For more information, please refer to the following link:
http://searchsap.techtarget.com/tip/1,289483,sid21_gci816940,00.html
05-07-2008 11:45 AM
Authorization Group :
Contains
Field of the authorization objects S_DEVELOP (program development and program execution) and S_PROGRAM (program maintenance).
This field contains the name of a program group that allows users to
execute programs
schedule jobs for background processing
maintain programs
maintain variants
When creating a program, you can specify an authorization group as one of the program attributes. This allows you to group together programs for the purposes of authorization checking.

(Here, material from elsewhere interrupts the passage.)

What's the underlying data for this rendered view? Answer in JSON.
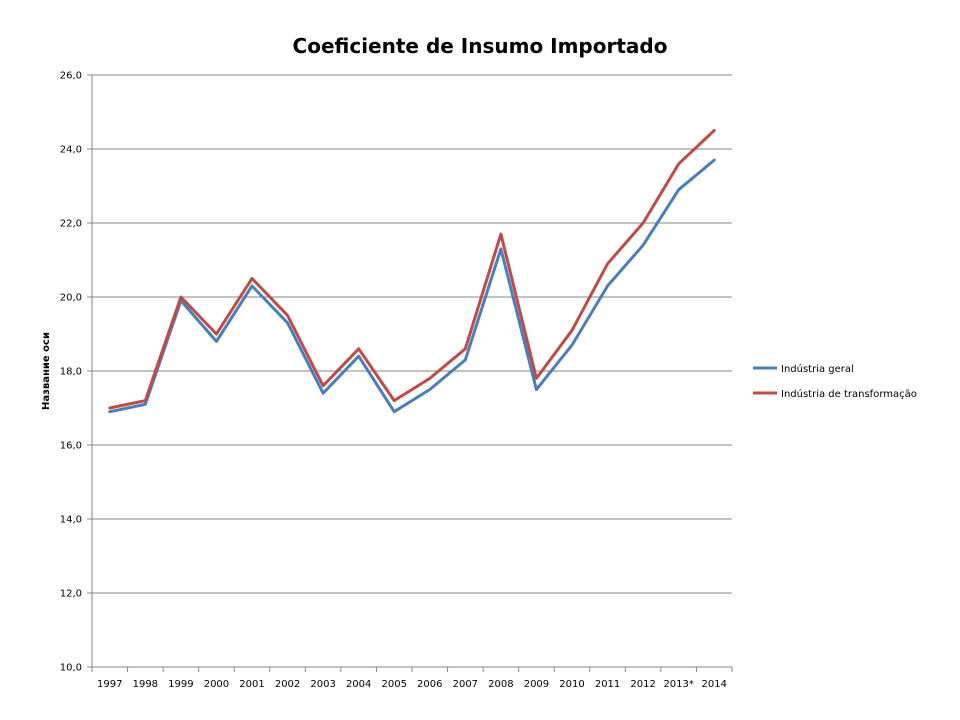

And u can create Auth Groups with the Tcode SE54
Reward Pts if useful
Regards,
Malti
05-07-2008 6:39 PM
Malti,
Do you really think it is suitable to ask for points for repeating what the other posters have said about program auth groups and then giving a transaction for creating table authorisation groups?
05-08-2008 4:52 AM
Hi Alex,
I do think so..Coz if he finds the suitable solution in my reply..
I.e.. if he understood wt i hav posted that is well n enough i guess.
Regards,
Malti
05-08-2008 9:52 AM
Maybe we have different opinions whether it's suitable to ask for credit for repeating what other people have already said.
Julius the mod is on holiday and will usually delete point begging so get it in while you can!
05-08-2008 10:08 AM
Alex,
So wen u have passed this rule...?
I see many threads this way..
Y dont u post a seperate thread ..on 'Not to do's' in SDN Forum.
Malti
05-08-2008 10:28 AM
Malti,
Take a look in the Coffee Corner to get an idea of what the common perception of points begging is.
As I said, they will be deleted when the Mod gets back as it is generally considered to be rude & counterproductive to the forum.
Have a good day
Cheers
Alex
05-08-2008 5:04 PM
Well said Alex!
Akif,
Bernhard, Hemant and Alex have covered it all ! Authorization groups are explained in detail in ADM 950 too.
05-07-2008 11:48 AM
Hi Akif,
In addition to the good info from the other 2 posters, authorisation group is also used in a functional context.
It is often used as a way to provide an additional level of security which may or may not be used. Some examples include Vendor Authorisation Groups, GL Account Auth Groups, Auth Groups against Material Types.......the list goes on.
In effect it is an arbitrary 4 character field against a line item, which when populated for a record will invoke an authorisation check against that value.
The check in the code is done as such to ignore the field (or pass the auth check as successful) if it is blank (most of the time, sometimes it will try to introduce a dummy value) and perform the check if populated.